Dan ripped the lid off the conspiracy that has subjugated womankind since the crucifixion. The secret the Church finds so threatening is this: Mary Magdalene was no whore. She was an apostle, whose legacy was smeared by Paul and the rest of the men to keep women in thrall to the Patriarchy. She had a relationship with Jesus, and offspring, the line of which is actually the Holy Grail.

I was startled a few years ago to discover that Jesus had a brother named James. I may have dozed during the part of the sermons that discussed the family tree of Joseph and Mary, thinking that it ended with Jesus. The discovery of a limestone box that may, or may not, have held the bones of Brother James ignited discussion of the family of Jesus, and there were alleged implications on the status of Mary. Half-brother is the most charitable I could find, and there are other interpretations that are controversial, to say the least.

Since then, I have discovered that the Shroud of Turin actually is not the image of Christ, but rather of last Grand Master of the order of the Knights Templar, Jacques de Molay. There was a book to that effect in a large display at the Barnes and Nobel mega-store near the tire store where I was held captive, waiting on the installation of some valve stems.

I have now thoroughly examined all the conspiracies.

I have no proof that the Knights Templar, or their successors the Freemasons, have anything to do with allocating the parking places under Big Pink. But suffice it to say that Washington was a Freemason, and Big Pink is located in a part of Virginia that was ceded to Washington DC when he was actually alive. I believe I can find documentation that effect, if I surf the web enough, or have further automotive work done by the book store.

I am not sure that Maureen Dowd or Dan Brown went far enough. There is more to the story. Senior Government Officials have lived in Big Pink. The security cameras are said to have been installed by the State Department. There appears, then, to be a direct connection.

There is garage parking under the hulking mass of the building, dark and cavernous. There are not enough spaces there between the weight-bearing columns of adamant concrete to accommodate the vehicles of all the residents.

Accordingly, the condominium board, who may be Freemasons, have established a list by which one can request a garage space for a modest monthly fee. It is a long list, since the garage keeps the snow and salt off the cars, and enables groceries to be delivered directly to the service elevators.

A parking place indoors is a precious thing. and depending on the severity of the season, can be 32 names. There are 32 degrees of the Masonic order. Coincidence?

Some people have been on the list for years, watching their names slowly rise toward the top, and then disappearing into the sanctum of the basement with their cars.

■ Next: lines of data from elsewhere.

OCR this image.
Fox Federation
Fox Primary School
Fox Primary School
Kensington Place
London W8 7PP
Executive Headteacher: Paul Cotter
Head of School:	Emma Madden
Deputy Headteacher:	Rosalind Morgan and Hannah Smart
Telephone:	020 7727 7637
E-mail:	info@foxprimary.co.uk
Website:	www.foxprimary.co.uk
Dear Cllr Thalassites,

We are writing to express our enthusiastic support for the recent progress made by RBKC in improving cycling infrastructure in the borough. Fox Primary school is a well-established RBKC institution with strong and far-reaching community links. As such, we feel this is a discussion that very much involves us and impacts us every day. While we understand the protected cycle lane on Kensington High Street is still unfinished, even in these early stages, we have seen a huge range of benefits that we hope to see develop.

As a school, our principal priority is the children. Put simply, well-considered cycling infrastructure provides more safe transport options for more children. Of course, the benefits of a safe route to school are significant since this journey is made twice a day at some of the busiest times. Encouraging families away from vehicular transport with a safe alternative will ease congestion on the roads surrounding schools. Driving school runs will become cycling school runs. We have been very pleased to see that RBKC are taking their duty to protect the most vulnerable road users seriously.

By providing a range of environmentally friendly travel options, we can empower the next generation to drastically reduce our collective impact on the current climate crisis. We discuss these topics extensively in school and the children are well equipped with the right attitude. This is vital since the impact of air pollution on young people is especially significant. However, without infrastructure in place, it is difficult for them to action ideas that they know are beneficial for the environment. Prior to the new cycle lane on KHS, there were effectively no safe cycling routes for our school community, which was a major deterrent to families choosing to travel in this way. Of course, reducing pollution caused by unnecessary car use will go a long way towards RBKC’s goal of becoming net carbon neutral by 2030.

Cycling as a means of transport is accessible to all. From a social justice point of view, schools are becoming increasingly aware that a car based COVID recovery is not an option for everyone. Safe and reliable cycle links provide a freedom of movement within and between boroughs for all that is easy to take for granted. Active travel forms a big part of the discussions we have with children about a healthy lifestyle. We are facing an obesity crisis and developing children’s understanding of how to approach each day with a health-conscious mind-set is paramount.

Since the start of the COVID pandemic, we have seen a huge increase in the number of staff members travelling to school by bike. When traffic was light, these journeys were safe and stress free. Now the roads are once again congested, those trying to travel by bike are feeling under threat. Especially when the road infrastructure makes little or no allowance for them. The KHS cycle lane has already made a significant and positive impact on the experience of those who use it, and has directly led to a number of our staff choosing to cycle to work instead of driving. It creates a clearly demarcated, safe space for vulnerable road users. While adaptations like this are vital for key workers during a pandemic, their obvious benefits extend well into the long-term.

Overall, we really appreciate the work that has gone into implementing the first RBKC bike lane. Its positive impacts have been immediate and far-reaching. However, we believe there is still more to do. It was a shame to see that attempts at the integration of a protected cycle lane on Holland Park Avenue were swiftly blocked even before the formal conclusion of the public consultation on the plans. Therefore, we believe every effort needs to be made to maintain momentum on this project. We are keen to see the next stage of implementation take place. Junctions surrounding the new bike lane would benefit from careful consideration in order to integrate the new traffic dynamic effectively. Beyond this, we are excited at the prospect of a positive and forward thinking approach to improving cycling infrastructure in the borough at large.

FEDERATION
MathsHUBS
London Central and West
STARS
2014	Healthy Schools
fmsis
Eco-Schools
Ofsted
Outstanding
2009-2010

Or disappearing somewhere. My name is on the list, just in case. I slipped down into the garage the other day to inspect the garage after talking to Jack, the former telephone lineman who looks like the dapper rich uncle on the Monopoly Board. Jake knows everything about everyone at Big Pink.

He was smoking a cigar on the bench by the main entrance. I asked him about the list, and how long one could wait until a spot opened up.

He carefully tapped the ash from the end into the concrete urn net to him. ''Depends on the elections, and who has to leave town,'' He said carefully. ''And it depends on who dies.''

â''That sounds ominous,'' I said carefully. "No one ever really leaves Washington." 

''That is only the beginning of it,'' he said softly. ''The spaces are not all the same size. Some of them are narrow, and some of them are big enough for an armored Lincoln.''

''So what does that mean, Jack? You wait for years for a space to open up and then get a crappy place to park?''

Jack smiled that enigmatic smile of his, looking off into the middle distance. ''No,'' he said. ''Then there is the secret lottery they don't want you to know about.''

I looked in the garage, and he was right. Some of the spots are different sized. I am going to do some more digging on this story. But if Jack is right, I could be onto something big.